Columns
A Teetering Balance
Our federal democracy is seen as having three equal branches that keep our democracy by equally asserting restraints on one another. The Legislative Branch plays its part by having 435 representatives elected for 2-year terms by citizens throughout the country along with 100 senators elected for 6-year terms. These just over 500 individuals have many functions but they really have only one power, providing or restricting funds to themselves and to the other two branches of government, the Executive and Judicial Branches.
The Executive Branch has thousands of functionaries but its most powerful executive is the President who directly and indirectly heads the military and countless other divisions of that diverse branch. Each of those often nameless bureaucracies has untold, often nameless, functionaries whose functions may hold the key to whether our government functions.
The Judicial Branch is easy to generally designate but much more difficult for the populace and the other two branches to corral as the Judicial Branch has generally defined itself since Marbury v. Madison in 1803. In fact, the Judicial Branch jealously and vigorously spends much of its time struggling to make sure the other two branches do not infringe on its powers, the chief of which is to define what the law allows the other two branches to do.
This theory of a three equal and separate foundation of our democracy works well as long as the powers of each branch remain truly separate and fairly balanced and each branch is composed of greatly dispersed functionaries.
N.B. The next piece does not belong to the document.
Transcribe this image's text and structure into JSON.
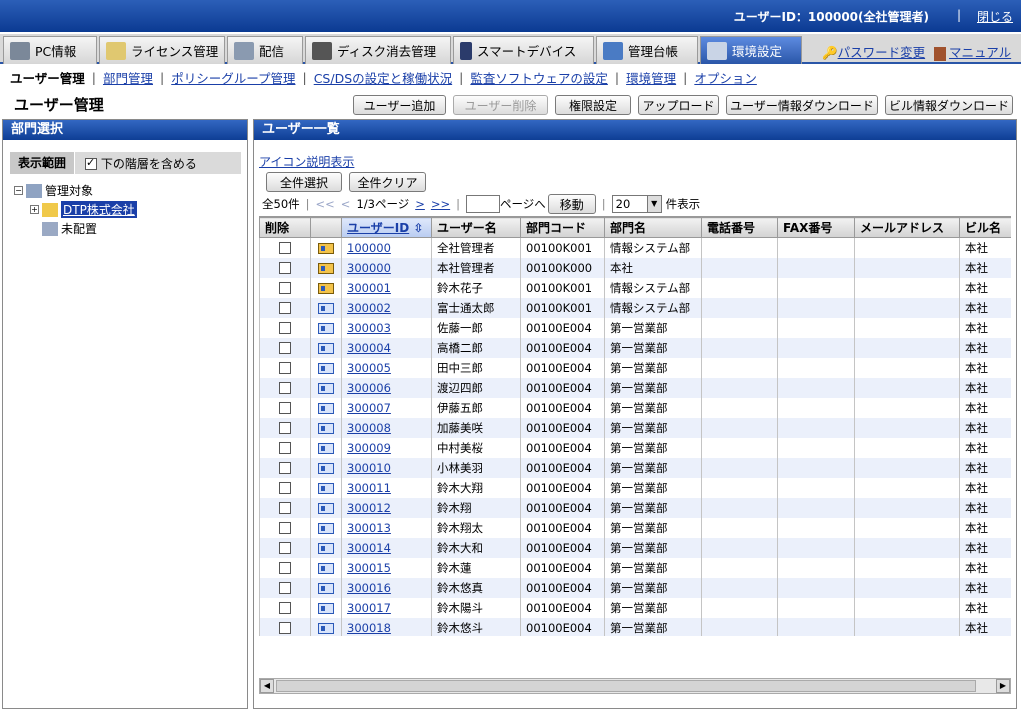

It is not a novel observation that our great democracy has remained democratic, mostly, because it remains diverse, dispersed and divided. When power becomes concentrated in a particular individual or individuals or branch, democracy suffers and internecine competitions may arise. Such theoretical and rhetorical battles can, as our Civil War proved, break out into real battles as one or two or even all three of the branches seek dominance.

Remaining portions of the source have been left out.